The first is most obvious.
You need to understand how accurate your “ingredients” for your math model are. If you measure the coordinates of a corner of a parking lot with your smartphone as a GCP, you are looking at an accuracy of several meters. Survey the same point with a high accuracy differential or RTK survey, and the GCP will be accurate to decimeter or centimeter accuracy. If you have a laboratory calibration of your camera and lens that gives you accurate distortion parameters, you’re going to have a more accurate model of the geometry creating your digital image than if you just have chip size and focal length. Using a block math model instead of individual images, linking your images via tie points, can help to improve the overall accuracy. But the old saying, “garbage in, garbage out”, holds.
The second element is often overlooked, but perhaps even more of a consideration in the UAV market. Just how accurate do you need to be?
With the increase in resolution and fine centimeter-level GSDs, it is tempting to strive for pixel-level accuracy in ground coordinates. But is this realistic? What are you trying to compare it to? If your GIS data layers are only accurate to a meter, then having a more accurate image layer isn’t going to make it overlay better. And obtaining pixel-level accuracy in a UAV is going to require more investment in quality optics, calibration, high accuracy ground surveys, increased manual editing, etc.

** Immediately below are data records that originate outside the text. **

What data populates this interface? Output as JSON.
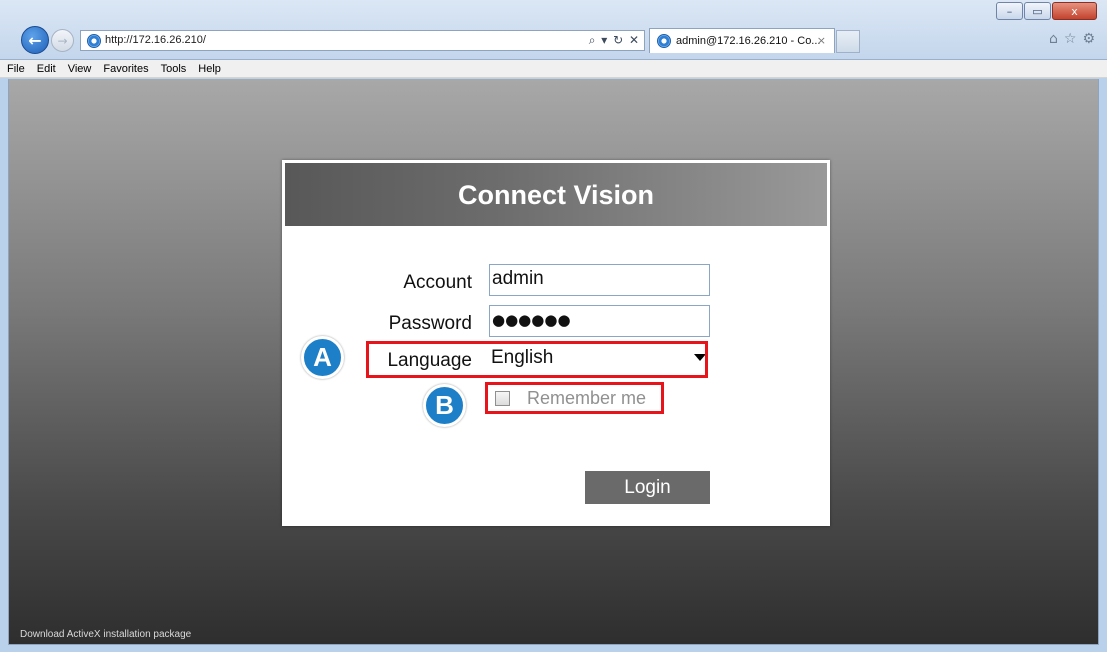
{
  "browser": {
    "url": "http://172.16.26.210/",
    "address_tools": "⌕ ▾ ↻ ✕",
    "tab_title": "admin@172.16.26.210 - Co...",
    "tab_close": "×",
    "right_icons": [
      "⌂",
      "☆",
      "⚙"
    ],
    "window_controls": [
      "–",
      "▭",
      "x"
    ],
    "back_icon": "←",
    "forward_icon": "→"
  },
  "menu": [
    "File",
    "Edit",
    "View",
    "Favorites",
    "Tools",
    "Help"
  ],
  "login": {
    "title": "Connect Vision",
    "account_label": "Account",
    "account_value": "admin",
    "password_label": "Password",
    "password_value": "●●●●●●",
    "language_label": "Language",
    "language_value": "English",
    "remember_label": "Remember me",
    "login_button": "Login"
  },
  "footer_link": "Download ActiveX installation package",
  "annotations": {
    "badge_a": "A",
    "badge_b": "B",
    "highlight_color": "#e8141b",
    "badge_color": "#1d7fc7"
  }
}
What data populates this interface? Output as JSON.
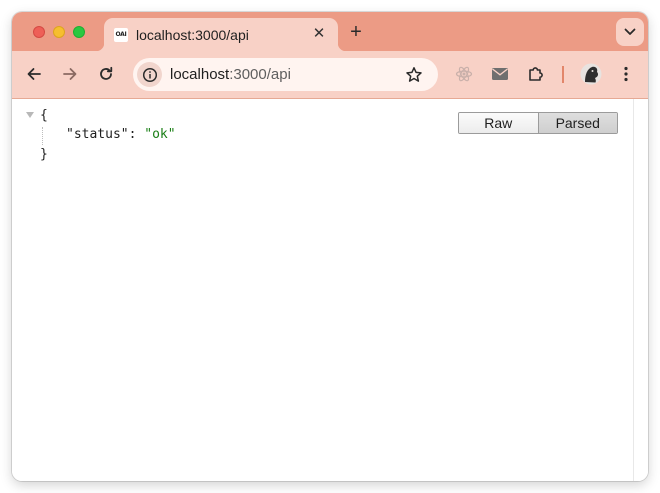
{
  "window": {
    "controls": [
      "close",
      "minimize",
      "maximize"
    ]
  },
  "tab": {
    "favicon_text": "OAI",
    "title": "localhost:3000/api",
    "close_glyph": "✕"
  },
  "new_tab_glyph": "+",
  "toolbar": {
    "url_host": "localhost",
    "url_path": ":3000/api",
    "extension_icons": [
      "react-devtools-icon",
      "mail-icon",
      "puzzle-extensions-icon"
    ],
    "profile": "avatar"
  },
  "json_viewer": {
    "open_brace": "{",
    "close_brace": "}",
    "entries": [
      {
        "key": "\"status\"",
        "separator": ": ",
        "value": "\"ok\""
      }
    ],
    "mode_buttons": [
      "Raw",
      "Parsed"
    ],
    "active_mode": "Parsed"
  },
  "colors": {
    "tabstrip": "#ec9b85",
    "toolbar": "#f8d1c6",
    "string_value": "#1a7f16"
  }
}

If a quick and economical solution was the goal of the UAV in the first place, perhaps accuracy of a few meters is adequate. Are you looking to update precisely surveyed features, or perform metrics on stockpiles? Then consider the following items;
Are you looking to map erosion features on a stream bank to add to a lower resolution GIS layer? Perhaps meter-level accuracy with GCPs from your handheld GPS is plenty. Are you looking for a quick on-the-fly map of a remote disaster scene with limited ground access? Perhaps you have to rely on the on-board GPS and tie points to give you approximate ground coordinates.
One of the persistent problems with accuracy crops up when overlaying new data over old and they just don’t line up. It is tempting to assume that there is a problem with your current project. Keep in mind that your UAV data may actually be more accurate, due to higher resolution and accurate GCPs, than your GIS layer that may have been digitized from a paper map. In such cases, you may need to decide whether you always want new data to be as accurate as possible, or whether to use the base data as your ground control source so that any new data will overlay properly.